Demikian disampaikan juru bicara Fraksi Hanura, Akhmad Junaidi, yang menyetujui relokasi RSUD, selama itu tidak direlokasikan ke Balai Benih Utama (BBU) Sering. Dengan sejumlah pertimbangan, diantaranya, akan berdampak terhadap penggunaan anggaran daerah yang besar. Sebab pemerintah pusat hanya akan memberikan dana bantuan sekitar Rp91 Miliar. Sementara pembangunan rumah sakit tersebut tahun depan membutuhkan anggaran sebesar Rp250 Juta di luar biaya alat kesehatan. Apalagi hasil Veasibility Study (FS) juga  mensyaratkan adanya perubahan ruas  jalan dan ketinggian jalan Sultan Kaharuddin. Adanya pembangunan drainase untuk menghindari genangan air.

Kemudian, dengan adanya tanah urugan sesuai dengan tekstur tanahnya sekitar ketinggian 1 meter atau ada yang diatas 1 meter, tentu akan berdampak bagi sawah-sawah di belakang areal tersebut dan jalan raya yang belum memiliki anggaran untuk ditinggikan. Mengingat proses urugan adalah langkah pertama yang ingin dilakukan dalam program kegiatan fisik tersebut. Dan momen pelaksanaannya di musim hujan, maka tentu akan menimbulkan dampak langsung bagi daerah sekitarnya. “Meski kita belum memiliki rencana detail tentang tata ruang, tapi kita juga harus menghargai Perda No. 10 tentang RTRW yang menyatakan lokasi tersebut adalah lokasi lahan pertanian,” terangnya.

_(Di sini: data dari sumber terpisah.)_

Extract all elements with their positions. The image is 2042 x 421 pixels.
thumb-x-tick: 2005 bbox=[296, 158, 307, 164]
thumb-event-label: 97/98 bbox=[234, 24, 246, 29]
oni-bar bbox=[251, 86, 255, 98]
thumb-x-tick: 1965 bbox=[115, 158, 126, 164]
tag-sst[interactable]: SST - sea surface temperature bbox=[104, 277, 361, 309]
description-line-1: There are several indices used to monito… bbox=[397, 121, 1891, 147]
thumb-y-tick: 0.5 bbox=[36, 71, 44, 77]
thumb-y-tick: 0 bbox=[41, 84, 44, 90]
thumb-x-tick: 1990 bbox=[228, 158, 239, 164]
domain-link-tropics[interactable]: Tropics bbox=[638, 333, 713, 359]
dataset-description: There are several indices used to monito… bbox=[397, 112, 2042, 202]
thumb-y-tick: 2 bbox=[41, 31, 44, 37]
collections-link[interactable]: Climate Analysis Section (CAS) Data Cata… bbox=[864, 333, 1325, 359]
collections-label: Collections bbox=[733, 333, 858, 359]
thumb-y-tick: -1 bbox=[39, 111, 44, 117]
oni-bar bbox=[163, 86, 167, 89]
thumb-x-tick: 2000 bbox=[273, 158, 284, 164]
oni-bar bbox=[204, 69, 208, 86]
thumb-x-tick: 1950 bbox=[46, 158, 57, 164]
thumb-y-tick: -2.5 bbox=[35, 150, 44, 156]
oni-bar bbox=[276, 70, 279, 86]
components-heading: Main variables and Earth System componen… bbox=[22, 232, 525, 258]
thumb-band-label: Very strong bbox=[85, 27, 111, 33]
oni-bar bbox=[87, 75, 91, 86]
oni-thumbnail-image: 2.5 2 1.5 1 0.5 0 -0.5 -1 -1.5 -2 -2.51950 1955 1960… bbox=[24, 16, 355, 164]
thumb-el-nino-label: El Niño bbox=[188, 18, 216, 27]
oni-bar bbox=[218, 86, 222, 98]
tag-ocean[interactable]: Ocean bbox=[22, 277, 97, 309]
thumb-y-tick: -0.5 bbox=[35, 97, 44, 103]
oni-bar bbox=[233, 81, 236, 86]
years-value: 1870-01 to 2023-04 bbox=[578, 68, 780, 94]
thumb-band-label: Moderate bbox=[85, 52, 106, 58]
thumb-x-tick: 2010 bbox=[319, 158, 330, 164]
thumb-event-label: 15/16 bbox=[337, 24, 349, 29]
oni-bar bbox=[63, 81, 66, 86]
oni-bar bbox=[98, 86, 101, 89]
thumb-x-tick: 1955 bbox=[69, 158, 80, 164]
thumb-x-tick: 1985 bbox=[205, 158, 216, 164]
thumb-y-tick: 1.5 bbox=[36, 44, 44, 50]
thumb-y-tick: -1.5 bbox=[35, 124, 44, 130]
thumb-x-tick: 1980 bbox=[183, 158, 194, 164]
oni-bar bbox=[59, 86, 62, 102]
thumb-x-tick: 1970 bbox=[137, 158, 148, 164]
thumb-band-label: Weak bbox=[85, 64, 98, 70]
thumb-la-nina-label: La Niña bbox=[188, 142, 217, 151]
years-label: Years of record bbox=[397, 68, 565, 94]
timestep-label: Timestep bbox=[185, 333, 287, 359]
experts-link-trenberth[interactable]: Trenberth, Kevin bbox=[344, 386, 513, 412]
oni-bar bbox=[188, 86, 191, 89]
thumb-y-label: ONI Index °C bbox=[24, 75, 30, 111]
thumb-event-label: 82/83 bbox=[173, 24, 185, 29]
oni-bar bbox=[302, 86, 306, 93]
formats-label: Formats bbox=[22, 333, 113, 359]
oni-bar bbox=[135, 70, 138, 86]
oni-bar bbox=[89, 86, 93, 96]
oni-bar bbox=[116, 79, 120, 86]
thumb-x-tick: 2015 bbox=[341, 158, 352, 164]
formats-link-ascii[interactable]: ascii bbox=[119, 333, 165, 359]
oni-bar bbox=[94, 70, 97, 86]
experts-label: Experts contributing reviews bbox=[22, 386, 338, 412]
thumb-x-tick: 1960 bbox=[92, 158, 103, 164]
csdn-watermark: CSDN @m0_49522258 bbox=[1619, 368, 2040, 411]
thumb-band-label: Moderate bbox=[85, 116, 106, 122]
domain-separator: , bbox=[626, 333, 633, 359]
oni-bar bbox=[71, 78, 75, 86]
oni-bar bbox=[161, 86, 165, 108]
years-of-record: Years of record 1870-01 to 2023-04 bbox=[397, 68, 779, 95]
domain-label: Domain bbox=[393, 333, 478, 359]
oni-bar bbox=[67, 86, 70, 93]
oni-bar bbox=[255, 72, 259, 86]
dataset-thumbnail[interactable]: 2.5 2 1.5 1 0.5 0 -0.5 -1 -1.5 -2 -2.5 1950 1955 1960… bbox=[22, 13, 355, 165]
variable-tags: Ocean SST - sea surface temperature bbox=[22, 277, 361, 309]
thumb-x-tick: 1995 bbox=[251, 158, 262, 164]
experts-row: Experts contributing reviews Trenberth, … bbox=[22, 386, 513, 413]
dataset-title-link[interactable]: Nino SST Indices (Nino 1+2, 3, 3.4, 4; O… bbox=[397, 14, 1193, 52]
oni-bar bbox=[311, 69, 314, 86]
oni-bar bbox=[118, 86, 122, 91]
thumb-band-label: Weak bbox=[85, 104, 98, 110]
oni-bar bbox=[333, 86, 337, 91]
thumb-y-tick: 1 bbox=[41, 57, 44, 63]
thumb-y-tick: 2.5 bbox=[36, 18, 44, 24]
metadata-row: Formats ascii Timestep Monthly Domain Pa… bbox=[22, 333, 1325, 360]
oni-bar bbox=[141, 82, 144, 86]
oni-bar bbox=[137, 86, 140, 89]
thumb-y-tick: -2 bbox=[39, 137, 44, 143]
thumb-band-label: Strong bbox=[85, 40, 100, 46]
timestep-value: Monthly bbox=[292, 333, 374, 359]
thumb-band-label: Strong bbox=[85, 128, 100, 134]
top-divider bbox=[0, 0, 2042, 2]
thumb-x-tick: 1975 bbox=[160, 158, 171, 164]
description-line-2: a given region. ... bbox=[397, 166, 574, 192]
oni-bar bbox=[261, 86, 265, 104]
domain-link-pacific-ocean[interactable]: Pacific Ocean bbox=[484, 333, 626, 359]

Dengan pembangunan rumah sakit di tanah sawah pemerintah seluas 7 hektar are dan lebih kurang 1 hektar are bangunan dan pekarangan BBU, tentu ini akan berdampak bagi sawah-sawah di belakangnya yaitu menjadi tempat genangan air. Hal ini bisa dipastikan akan berpengaruh bagi hasil panen musim tahun depan. hal ini mengingat kita hanya berfikir saat ini untuk urugan, tapi belum memiliki kepastian anggaran untuk pembangunan ikutan di luar fisik teknis rumah sakitnya. “Selain itu, pemerintah daerah sampai saat ini tidak bisa menggambarkan bagaimana skenario pembiayaan diluar bantuan kementerian. Mengingat tahun depan tidak ada jaminan anggaran kita cukup untuk menunjang pembangunan tersebut,”terang Junaidi.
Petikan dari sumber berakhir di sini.